Les huit organisations paritaires gestionnaires de l’assurance-chômage ont signé un communiqué commun mardi 25 juillet, s’inquiétant des conséquences d’un changement de la nature de l’assurance-chômage. C’est d’autant plus remarquable que les négociations rituelles sur le déficit de l’Unedic montre des positions bien tranchées avec des oppositions bien marquées entre les deux bords de la table (les syndicats de salariés et les représentants des entreprises).

Actuellement, cette dernière est financée par des prélèvements sociaux sur le travail : les fameuses charges ou cotisations sociales selon le regard que l’on a sur ces dernières. L’assurance-chômage est gérée par les partenaires sociaux, avec un conseil d’administration ou siège représentants des salariés et des entreprises. L’Etat encadre l’ensemble. C’est cette architecture que les huit organisations signataires (CFDT, CGT, FO, CFTC, CFE-CGC et Medef, CPME et U2P) estiment important de préserver.

Nouveaux publics indemnisés

Pendant la campagne présidentielle, Emmanuel Macon a indiqué très clairement qu’il voulait revoir le mode de fonctionnement de l’assurance-chômage, estimant qu’il souhaitait l’ouvrir aux travailleurs indépendants et, sous certaines conditions, aux salariés démissionnaires. Celui qui était encore candidat à la présidence de la République estimait alors qu’il valait mieux qu’un salarié démissionne plutôt qu’il fasse un burn out.

Or aujourd’hui, comme son nom l’indique, l’assurance-chômage est une assurance, c’est-à-dire un système où les salariés cotisent pour se couvrir contre le risque de chômage. Certes l’assurance est obligatoire et il n’y a qu’une compagnie pour assurer le risque. Mais le principe de fonctionnement reste celui de l’assurance.

Un changement de gouvernance qui ne passerait pas

En élargissant l’indemnisation à de nouveaux publics, les huit signataires craignent que l’exécutif ne cherche à étatiser l’édifice. Désormais le chômage ne serait plus financé uniquement par des cotisations sur le travail mais par l’impôt. En contrepartie, le gouvernement et le Parlement pourrait décider du montant de l’indemnisation. Les salariés ne seraient donc plus garantis d’avoir un pourcentage de leurs derniers salaires fixé lors des fameuses négociations bipartites.

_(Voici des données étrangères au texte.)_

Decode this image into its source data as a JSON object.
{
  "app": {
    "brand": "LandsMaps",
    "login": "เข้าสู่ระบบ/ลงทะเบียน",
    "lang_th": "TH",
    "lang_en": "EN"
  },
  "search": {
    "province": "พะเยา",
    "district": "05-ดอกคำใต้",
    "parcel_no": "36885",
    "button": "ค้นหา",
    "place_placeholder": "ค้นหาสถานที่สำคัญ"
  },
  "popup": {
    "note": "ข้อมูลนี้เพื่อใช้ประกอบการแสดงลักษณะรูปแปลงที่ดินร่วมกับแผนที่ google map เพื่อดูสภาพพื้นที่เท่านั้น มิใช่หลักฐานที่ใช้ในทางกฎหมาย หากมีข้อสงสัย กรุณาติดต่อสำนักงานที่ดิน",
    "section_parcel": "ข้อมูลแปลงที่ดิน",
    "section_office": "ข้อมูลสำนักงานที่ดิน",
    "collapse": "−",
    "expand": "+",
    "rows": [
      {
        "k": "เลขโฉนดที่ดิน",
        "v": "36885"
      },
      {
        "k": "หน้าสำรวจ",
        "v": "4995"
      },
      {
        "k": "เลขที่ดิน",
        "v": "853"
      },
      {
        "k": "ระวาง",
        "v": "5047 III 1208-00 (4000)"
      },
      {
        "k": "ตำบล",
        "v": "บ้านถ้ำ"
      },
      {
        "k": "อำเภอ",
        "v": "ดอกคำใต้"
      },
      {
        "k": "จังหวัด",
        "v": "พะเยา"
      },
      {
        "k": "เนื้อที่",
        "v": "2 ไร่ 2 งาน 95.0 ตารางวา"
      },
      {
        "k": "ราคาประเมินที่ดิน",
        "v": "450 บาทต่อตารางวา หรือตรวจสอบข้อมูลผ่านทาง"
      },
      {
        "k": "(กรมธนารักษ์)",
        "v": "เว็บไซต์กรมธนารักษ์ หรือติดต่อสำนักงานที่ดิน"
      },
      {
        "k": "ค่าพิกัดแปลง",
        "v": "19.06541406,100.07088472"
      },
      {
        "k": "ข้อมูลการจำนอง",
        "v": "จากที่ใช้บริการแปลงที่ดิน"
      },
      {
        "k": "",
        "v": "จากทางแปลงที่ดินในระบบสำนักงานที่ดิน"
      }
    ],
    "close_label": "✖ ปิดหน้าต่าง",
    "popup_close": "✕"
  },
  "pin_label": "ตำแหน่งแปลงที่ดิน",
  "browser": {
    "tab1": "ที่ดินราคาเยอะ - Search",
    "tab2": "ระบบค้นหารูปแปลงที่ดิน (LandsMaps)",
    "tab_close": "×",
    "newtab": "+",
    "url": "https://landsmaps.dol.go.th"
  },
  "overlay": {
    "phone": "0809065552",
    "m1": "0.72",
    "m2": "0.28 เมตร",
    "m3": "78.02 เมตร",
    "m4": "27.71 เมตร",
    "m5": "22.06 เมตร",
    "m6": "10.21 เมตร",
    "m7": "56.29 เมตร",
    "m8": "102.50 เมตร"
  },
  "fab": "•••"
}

Les huit organisations s’inquiètent d’une couverture chômage qui ne serait plus gérée par les représentants des salariés et des entreprises et des conséquences que cela pourrait avoir sur le montant des indemnités chômage perçues par les salariés.

Les plus critiques du système actuel y verront une défense corporatiste du monde syndical (patronal et de salariés) pour lequel la gestion des organismes sociaux serait un moyen de proposer des postes à leurs permanents.

Vrai corportisme et vrai risque social ?

Alors que la grogne monte et que le président Macron vient de perdre 10 points dans les baromètres de popularité, l’unité syndicale sur l’assurance-chômage est un mauvais présage pour une rentrée qui s’annonce agitée.

François Mitterrand aimait à citer la phrase du Cardinal de Retz selon lequel "on ne sert de l’ambiguïté qu’à son détriment". Emmanuel Macron est en train de l'apprendre en accéléré.